My personal experience is that if you can work through the pain recovery is much quicker and lasts longer. Of course there will be times when the pain is such that rest is the only option, but don’t rest any more than absolutely necessary.
Three Great Lower Back Exercises
Continuing on the exercise theme I have found three excellent exercises on livemint.com that can be done pretty much anywhere, with a minimum of equipment, in just a few minutes.
One does require an exercise ball, but I would guess that most long-term back pain sufferers already have one, if you don’t then get one, there’s loads of stuff you can do for your back using it and they are not expensive.
Lower back exercises are a valuable weapon in our constant war on back ache. They strengthen and stretch the muscles of the lower back, and it is these that are often the most troublesome. They keep us upright, define your posture, and are the platform for almost any activity you can think of.
We hear a lot about the benefits of strengthening your core muscles these days — mainly the benefit of having sexy abs. But I reckon the benefit of having a pain free lower back is much more important to most of us. You can find the illustrated exercises here.
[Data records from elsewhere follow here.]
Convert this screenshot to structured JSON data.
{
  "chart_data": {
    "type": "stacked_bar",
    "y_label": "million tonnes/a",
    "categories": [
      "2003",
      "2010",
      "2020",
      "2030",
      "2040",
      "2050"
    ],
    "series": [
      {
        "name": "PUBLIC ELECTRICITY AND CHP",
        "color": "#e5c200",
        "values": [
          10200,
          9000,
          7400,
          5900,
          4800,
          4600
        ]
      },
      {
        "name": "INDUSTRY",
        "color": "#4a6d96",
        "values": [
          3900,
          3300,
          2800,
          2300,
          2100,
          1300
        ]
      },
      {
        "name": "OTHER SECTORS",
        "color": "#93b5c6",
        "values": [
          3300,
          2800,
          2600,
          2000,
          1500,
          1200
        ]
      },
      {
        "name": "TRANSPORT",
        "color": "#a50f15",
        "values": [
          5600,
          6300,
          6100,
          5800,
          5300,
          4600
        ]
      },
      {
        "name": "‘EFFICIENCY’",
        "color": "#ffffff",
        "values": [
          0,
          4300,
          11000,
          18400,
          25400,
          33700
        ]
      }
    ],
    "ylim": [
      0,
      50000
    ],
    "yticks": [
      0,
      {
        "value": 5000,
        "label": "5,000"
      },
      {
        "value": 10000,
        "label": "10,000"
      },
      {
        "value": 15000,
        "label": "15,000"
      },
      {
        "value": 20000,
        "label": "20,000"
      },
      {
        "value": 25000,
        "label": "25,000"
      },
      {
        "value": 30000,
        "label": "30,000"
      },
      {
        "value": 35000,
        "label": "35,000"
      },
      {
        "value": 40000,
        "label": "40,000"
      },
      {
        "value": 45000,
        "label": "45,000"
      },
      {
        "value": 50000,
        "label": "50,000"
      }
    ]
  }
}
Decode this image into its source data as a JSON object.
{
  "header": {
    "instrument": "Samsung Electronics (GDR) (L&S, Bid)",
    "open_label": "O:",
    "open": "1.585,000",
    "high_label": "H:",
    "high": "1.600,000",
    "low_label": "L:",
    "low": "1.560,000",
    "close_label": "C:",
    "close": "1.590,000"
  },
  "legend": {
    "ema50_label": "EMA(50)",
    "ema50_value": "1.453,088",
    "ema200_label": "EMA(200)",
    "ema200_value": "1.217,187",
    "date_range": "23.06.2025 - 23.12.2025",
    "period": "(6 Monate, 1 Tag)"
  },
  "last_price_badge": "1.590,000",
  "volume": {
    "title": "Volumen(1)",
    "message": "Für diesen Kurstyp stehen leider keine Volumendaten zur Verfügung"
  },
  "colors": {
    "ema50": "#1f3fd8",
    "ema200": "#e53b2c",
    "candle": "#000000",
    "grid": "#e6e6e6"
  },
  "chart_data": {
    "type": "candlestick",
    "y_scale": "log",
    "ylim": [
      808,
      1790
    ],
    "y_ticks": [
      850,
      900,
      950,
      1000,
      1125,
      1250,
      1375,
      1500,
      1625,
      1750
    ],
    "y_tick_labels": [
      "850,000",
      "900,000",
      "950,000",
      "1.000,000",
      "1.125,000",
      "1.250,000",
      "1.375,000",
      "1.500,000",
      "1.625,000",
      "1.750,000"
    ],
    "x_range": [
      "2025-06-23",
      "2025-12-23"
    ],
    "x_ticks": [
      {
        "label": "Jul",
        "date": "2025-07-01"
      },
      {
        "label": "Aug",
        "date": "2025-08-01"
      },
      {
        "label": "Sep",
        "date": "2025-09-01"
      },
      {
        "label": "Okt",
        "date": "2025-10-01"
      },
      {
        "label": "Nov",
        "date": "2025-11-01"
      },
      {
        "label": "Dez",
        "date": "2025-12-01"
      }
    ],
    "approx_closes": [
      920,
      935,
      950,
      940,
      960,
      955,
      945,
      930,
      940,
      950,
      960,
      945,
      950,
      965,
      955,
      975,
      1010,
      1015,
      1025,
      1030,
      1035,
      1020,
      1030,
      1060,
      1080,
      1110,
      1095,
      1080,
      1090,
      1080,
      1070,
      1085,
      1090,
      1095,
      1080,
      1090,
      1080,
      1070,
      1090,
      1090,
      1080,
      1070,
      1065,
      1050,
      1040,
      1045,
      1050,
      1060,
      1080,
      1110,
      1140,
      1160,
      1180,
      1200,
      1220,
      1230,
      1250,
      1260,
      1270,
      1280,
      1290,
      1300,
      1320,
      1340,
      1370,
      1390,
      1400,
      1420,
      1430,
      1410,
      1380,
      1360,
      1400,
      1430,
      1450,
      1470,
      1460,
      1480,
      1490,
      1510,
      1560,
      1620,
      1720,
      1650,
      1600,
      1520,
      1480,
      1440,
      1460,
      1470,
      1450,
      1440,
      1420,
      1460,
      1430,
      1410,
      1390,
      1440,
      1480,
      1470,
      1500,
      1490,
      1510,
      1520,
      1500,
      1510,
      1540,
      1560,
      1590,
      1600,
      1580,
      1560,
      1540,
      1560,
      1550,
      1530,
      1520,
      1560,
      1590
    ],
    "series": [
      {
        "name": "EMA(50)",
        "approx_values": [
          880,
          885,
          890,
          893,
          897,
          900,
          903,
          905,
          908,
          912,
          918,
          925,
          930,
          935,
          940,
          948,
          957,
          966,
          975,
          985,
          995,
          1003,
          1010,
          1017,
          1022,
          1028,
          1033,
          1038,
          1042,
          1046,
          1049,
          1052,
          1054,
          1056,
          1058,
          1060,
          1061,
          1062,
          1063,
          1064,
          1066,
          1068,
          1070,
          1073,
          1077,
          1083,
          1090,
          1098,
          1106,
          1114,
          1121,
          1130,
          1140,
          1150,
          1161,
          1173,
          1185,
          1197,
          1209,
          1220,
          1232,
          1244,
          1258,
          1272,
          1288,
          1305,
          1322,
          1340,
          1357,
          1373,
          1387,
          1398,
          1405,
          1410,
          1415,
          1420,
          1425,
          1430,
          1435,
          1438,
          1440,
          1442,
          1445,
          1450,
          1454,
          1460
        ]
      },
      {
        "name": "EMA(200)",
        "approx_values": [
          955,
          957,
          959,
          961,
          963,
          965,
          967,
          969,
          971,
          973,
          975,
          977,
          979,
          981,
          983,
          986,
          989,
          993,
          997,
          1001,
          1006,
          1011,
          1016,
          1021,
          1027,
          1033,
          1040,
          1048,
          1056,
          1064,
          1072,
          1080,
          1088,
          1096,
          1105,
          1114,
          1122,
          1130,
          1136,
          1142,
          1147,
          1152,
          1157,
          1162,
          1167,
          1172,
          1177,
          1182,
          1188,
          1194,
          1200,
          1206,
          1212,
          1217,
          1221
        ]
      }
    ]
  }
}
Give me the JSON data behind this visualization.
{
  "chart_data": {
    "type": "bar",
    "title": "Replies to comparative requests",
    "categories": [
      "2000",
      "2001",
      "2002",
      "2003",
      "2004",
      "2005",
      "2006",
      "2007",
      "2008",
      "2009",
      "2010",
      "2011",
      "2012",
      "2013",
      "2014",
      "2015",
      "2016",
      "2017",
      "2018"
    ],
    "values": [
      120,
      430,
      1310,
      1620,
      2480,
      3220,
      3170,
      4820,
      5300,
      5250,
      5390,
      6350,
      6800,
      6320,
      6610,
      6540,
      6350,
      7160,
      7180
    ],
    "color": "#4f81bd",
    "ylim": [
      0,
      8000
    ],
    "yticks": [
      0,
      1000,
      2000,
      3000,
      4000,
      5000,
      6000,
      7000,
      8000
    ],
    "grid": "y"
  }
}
Sacroiliac Joint Dysfunction and Lower Back Pain
In this article by Linda Fehrs, massage therapist, on the integrative health care site she makes the point that lower back pain is the most common ailment seen by massage therapists, and that sacroiliac joint pain is frequently the culprit.
The problem is that sacroiliac joint dysfunction can sometimes be difficult to identify from other lower back problems such as piriformis syndrome and sciatic pain. Whilst it is always best to consult a professional, there are certain things typically associated with sacroiliac problems.
I’m not going to detail them all here. It’s quite a lengthy list and you’ll find them at this link together with some things you can do to ease the pain.
Unsurprisingly she recommends massage as a therapy. I’m a great believer in massage as an effective relief for back pain and stress, and use it myself.
The point is also made that only a physician or physical therapist can definitively diagnose sacroiliac joint dysfunction, often with the aid of x-rays and/or scans. So use this article as a guide but get professional diagnosis before embarking on any form of treatment.